Avant de vous cacher sous Plaid, un pseudo avec lequel vous avez notamment épaulé Björk lors d'une tournée, vous étiez les deux tiers de Black Dog...

Nous avons produit des disques pendant 6 ou 7 ans sous ce nom. Nous avons enregistré 4 albums, réalisé pas mal de remixes et quelques Ep's. Il y a trois ou quatre ans, nous nous sommes séparés de Ken Downie qui a continué sous ce nom et a même sorti un album, je crois, intitulé "Music For Adverts And Short Films". Nous ne partagions plus la même conception de l'évolution musicale du projet. Au départ, Ed et moi voulions que le patronyme disparaisse aussi ; mais après mûre réflexion, nous ne nous sommes plus opposés à la poursuite de l’aventure Black Dog, menée par Ken…

Vous expliquez ne pas collectionner les disques ; d'où vous viennent vos influences dans ce cas ou du moins votre inspiration?

C'est vrai, comme nous ne faisons plus des masses de ‘dj'ing,’ nous n'achetons pas des tonnes de disques. Notre inspiration vient dès lors des situations que nous vivons dans la vie de tous les jours. Manifestement, notre musique est plus issue d'émotions que d'autres styles de musique que nous aurions voulu adapter à notre sauce. Bien sûr, ces influences sont présentes, mais nous ne sommes des émules de personne.

Comment en êtes-vous arrivés à ce ‘funk pour gamins’?

A l'origine, nous pratiquions la musique comme hobby. J'étais dj et Ed écrivait déjà un peu, à partir de beats hip hop. Quand nous avons commencé ensemble, nous nous intéressions à pas mal de styles, sur la scène britannique et sur celle de Detroit. Mais la musique électronique nous semblait manquer cruellement de mélodies. Tout était fort basé sur les éléments rythmiques. L'acid, les raves... C’est ce qui nous a poussé à opter pour cette direction…
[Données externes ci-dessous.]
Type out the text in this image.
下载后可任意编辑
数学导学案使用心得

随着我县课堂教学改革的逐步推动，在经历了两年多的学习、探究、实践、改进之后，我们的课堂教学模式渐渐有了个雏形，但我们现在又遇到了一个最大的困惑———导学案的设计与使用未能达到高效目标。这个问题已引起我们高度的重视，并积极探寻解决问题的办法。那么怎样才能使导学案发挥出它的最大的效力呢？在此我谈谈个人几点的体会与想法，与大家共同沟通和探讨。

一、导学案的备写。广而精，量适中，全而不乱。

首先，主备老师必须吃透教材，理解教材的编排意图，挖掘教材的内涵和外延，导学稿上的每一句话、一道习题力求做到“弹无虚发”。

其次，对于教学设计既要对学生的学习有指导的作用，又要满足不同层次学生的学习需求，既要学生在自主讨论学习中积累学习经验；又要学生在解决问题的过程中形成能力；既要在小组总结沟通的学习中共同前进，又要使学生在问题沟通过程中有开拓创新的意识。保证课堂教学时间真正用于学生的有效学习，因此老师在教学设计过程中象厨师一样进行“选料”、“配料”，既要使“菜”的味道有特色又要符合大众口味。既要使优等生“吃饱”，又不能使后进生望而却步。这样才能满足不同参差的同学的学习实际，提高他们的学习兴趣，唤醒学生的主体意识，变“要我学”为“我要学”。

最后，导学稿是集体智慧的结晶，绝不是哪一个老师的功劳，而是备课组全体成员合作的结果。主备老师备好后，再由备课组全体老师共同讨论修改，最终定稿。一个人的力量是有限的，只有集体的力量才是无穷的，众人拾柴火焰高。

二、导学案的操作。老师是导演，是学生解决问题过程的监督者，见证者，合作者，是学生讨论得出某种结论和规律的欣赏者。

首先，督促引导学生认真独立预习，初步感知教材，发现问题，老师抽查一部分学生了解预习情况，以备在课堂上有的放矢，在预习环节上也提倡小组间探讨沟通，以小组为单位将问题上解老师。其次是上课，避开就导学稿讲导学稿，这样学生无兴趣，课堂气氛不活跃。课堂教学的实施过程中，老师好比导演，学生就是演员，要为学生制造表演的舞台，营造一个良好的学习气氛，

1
Vous travaillez toujours en duo?

Nous travaillons souvent séparément, en fait. J'imagine que c'est le cas pour nombre de formations électroniques. Notre studio commun est articulé autour d'un gros ordinateur ; dès lors, on ne peut pas vraiment y travailler à deux en même temps. Certains titres sont le fruit de collaborations, d'autres sont le résultat d'idées développées séparément. Chacun dispose de son matériel, ce qui nous facilite le boulot. Et puis, on peut plus facilement se laisser aller à la fantaisie ; quand on collabore, il y a toujours des compromis à faire...

Et après?

Déjà une idée du prochain album?

Andy Turner : Il devrait comprendre du matériel audio-visuel. Nous travaillons aussi sur des animations et l'idée est de sortir un Dvd par exemple.

Vous n'enregistrerez donc jamais de dance ?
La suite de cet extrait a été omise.